Avec l’anecdotique, quand il s’enfonce au cœur des rangs de militaires où chacun va de son petit commentaire. Et le clinquant des salons de Saint-Pétersbourg que l’on quitte, sans transition, pour les champs de batailles, gigantesque reconstitution dans son désordre indescriptible.

Sergei Bondartchouk a ainsi pris toute la mesure des paysages gigantesques qui s’offraient à sa caméra , pour filmer des chasses à cour pittoresques, proches de l’œuvre picturale , que l’on retrouve aussi dans la magnifique scène de la mort du prince Nicolas. Au cadre du tableau parfaitement composé, la mise en scène théâtrale cette fois dédouane le spectateur de tout attentisme suspect.

La bataille de la Moskova

Les histoires de cœur («  l’attrait poétique du désir » selon Tolstoï) ne manquent bien évidemment pas au tableau, avec ses intrigues amoureuses et ses attentes déçues ou  malmenées par les nombreuses batailles de la campagne napoléonienne.

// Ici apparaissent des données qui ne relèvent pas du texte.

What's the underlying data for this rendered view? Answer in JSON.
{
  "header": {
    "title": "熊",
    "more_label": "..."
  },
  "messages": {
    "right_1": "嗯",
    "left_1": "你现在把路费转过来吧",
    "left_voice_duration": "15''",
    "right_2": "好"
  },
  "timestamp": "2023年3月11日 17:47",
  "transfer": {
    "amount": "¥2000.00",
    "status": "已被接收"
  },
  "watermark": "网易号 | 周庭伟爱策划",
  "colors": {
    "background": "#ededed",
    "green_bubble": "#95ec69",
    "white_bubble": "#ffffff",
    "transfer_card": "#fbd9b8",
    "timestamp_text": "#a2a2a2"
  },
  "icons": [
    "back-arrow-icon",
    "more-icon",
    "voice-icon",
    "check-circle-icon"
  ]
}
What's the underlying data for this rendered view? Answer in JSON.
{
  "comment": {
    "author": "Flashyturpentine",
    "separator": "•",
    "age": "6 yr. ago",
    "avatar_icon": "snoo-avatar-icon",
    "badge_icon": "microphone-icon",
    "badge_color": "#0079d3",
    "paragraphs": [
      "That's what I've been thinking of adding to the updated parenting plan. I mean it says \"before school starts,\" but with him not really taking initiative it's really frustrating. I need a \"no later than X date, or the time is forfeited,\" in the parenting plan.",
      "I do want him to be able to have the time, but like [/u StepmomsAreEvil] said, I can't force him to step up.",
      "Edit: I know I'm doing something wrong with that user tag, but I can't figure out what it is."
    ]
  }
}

Car le fond du récit cinématographique demeure cette incroyable aventure militaire qui conduira à la perte de l’armée française et à son retrait calamiteux dans la neige, le froid et le vent.

Le réalisme est ici de tous les instants, des villages en feu, détruits par ses habitants (Smolensk) ou Moscou laissé à l’abandon et pillé par les soldats français. Ce sont des images très fortes qui s’impriment dans votre regard, mais aussi dans votre esprit. Quelques séquences plus légères, plus reposantes aussi, détendent alors l’atmosphère. Ne manquez pas l’arrivée du commandant Koutouzov ( quasiment aveugle) dans un village perdu, et accueilli  tel un vainqueur alors que son armée, rabibochée avec les autrichiens n’arrête pas de reculer. C’est fabuleux .

LES COMPLÉMENTS


  • Sergueï Bondartchouk-DVD 2 – 14 minutes

Un portrait à travers plusieurs extraits de film (« Le destin d’un homme » …) et quelques pas dans sa vie privée ou professionnelle. Scènes de tournage,enseignement au centre cinématographique, projets, dont un certain …. «  Tarass Boulba »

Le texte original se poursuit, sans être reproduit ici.